Havia também vendas a varejo no “PRATO” – como objeto de medida, que acontecia na rua, nas feiras, a céu aberto. O PRATO é um indicativo antigo e sertanejo de medida e equivale a DOIS LITROS. E como os estrangeiros como eu não conheciam O PRATO como medida, a turma regurgitava e se contorcia com a palavra. Eu, ao contrário, achava legal e já sabia que aquela quantidade implicava em “dois tantos” – quer dizer: dois litros!
Mas a palavra que deixava meio mundo tonto e que resplandecia como raio para todos os lados, era a presença física e o substantivo feminino SENDEIRA. Sendeira era uma palavra muito frequente.
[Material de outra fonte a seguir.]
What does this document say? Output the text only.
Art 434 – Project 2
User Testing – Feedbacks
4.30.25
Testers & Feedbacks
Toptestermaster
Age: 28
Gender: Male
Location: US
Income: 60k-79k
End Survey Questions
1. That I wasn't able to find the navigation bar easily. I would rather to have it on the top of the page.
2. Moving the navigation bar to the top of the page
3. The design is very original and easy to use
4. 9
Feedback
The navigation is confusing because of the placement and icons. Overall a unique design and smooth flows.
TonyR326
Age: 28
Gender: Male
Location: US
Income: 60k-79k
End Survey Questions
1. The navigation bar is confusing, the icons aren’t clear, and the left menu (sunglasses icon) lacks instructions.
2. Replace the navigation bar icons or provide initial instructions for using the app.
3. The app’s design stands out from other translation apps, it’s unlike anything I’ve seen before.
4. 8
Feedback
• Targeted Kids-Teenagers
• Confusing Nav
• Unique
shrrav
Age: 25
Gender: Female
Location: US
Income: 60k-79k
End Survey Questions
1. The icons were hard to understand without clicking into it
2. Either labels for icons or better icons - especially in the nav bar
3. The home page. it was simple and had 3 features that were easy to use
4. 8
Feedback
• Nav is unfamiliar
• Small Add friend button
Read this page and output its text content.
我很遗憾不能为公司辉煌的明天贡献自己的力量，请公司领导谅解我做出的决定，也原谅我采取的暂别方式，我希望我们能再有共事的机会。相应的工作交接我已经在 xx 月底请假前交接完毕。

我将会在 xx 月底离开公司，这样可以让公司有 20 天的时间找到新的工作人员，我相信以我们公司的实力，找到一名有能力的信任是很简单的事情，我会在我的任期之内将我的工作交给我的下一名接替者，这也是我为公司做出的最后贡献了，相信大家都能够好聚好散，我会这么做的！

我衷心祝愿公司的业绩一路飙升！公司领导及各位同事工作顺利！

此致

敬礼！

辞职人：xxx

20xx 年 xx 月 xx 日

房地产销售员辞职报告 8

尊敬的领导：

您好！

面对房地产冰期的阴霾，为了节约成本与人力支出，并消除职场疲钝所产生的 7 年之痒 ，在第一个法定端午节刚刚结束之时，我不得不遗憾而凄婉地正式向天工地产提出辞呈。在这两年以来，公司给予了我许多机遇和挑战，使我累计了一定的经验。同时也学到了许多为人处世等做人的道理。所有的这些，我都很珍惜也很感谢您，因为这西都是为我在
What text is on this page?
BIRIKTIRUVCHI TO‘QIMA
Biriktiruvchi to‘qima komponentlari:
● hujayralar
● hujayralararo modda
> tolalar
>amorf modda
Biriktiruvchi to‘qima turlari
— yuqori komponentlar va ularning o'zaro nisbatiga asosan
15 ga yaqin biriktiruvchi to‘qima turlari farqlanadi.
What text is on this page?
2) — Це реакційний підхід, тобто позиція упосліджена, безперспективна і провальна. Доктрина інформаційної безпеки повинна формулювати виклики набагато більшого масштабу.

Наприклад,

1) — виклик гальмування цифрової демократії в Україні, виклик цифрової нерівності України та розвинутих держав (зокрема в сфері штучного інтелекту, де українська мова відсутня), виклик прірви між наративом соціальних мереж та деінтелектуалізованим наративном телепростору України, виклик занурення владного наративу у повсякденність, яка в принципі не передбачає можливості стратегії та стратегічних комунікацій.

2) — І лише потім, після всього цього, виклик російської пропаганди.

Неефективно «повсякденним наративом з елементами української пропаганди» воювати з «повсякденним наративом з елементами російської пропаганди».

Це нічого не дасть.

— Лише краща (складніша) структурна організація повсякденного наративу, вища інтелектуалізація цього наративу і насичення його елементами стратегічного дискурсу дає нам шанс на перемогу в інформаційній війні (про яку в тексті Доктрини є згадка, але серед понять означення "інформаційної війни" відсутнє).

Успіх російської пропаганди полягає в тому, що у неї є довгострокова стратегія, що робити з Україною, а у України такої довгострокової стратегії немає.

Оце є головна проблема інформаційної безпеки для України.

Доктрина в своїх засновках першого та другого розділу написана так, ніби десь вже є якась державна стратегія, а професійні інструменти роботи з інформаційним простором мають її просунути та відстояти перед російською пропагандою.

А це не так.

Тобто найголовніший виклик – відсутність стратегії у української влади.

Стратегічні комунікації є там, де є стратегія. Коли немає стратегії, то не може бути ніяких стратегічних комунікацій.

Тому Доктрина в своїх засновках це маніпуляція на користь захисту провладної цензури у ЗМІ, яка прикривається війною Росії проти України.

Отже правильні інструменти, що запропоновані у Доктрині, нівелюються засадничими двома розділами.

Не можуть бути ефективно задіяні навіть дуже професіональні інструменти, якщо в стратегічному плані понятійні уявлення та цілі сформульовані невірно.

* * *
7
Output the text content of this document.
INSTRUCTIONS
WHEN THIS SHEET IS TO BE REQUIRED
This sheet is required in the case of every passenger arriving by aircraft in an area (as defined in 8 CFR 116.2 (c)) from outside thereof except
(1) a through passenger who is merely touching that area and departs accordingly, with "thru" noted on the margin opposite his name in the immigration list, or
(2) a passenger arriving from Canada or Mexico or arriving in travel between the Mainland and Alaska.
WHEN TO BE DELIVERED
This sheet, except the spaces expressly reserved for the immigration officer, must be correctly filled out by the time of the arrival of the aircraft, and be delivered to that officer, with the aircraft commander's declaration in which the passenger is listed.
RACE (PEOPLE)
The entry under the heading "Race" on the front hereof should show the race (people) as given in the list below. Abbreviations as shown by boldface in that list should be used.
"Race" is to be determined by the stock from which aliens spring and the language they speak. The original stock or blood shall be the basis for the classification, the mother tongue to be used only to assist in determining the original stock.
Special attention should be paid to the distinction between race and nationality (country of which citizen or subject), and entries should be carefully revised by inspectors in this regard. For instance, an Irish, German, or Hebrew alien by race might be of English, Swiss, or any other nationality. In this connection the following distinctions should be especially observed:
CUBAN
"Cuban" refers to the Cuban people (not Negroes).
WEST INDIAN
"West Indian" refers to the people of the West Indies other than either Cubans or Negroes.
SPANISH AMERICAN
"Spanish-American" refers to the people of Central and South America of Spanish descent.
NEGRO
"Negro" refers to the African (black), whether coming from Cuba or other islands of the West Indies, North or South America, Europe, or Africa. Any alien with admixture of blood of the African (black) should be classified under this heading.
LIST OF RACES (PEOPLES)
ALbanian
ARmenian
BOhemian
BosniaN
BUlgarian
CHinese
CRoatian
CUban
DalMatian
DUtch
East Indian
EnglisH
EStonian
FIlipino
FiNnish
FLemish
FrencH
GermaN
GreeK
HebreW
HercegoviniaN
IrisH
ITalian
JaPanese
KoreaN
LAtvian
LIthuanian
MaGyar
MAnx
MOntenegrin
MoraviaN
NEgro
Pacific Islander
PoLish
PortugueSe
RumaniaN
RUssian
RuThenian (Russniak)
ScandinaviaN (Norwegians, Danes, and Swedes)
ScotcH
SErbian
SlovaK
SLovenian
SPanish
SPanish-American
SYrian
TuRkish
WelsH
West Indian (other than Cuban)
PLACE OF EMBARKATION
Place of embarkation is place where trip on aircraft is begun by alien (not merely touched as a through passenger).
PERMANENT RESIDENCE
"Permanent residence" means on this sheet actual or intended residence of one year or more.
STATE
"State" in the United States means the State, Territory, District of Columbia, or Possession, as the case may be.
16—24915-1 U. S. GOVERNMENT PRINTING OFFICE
Caiu em desuso. Significa(va) na linguagem popular mulher separada; mulher que não tinha marido. E, de conseguinte mulher livre e... disposta a propostas.
Por conta de situações essas as SENDEIRAS roubavam a cena e tornavam-se figura das atenções senão objetos de desejo. As SENDEIRAS convertiam-se num perseguido alvo de caçadores e predadores. E, embora livrando-se de uns, eram “abatidas” por outros. SENDEIRAS sempre foram um alvo acessível, vítimas de livres-atiradores. Ainda assim, pessoas como que procuravam no ar e em toda parte rastros de SENDEIRA tal o “feitiço” com que o adjetivo e o substantivo sempre enevoaram o universo masculino. SENDEIRAS não existem mais. Quer dizer: existem mais ainda!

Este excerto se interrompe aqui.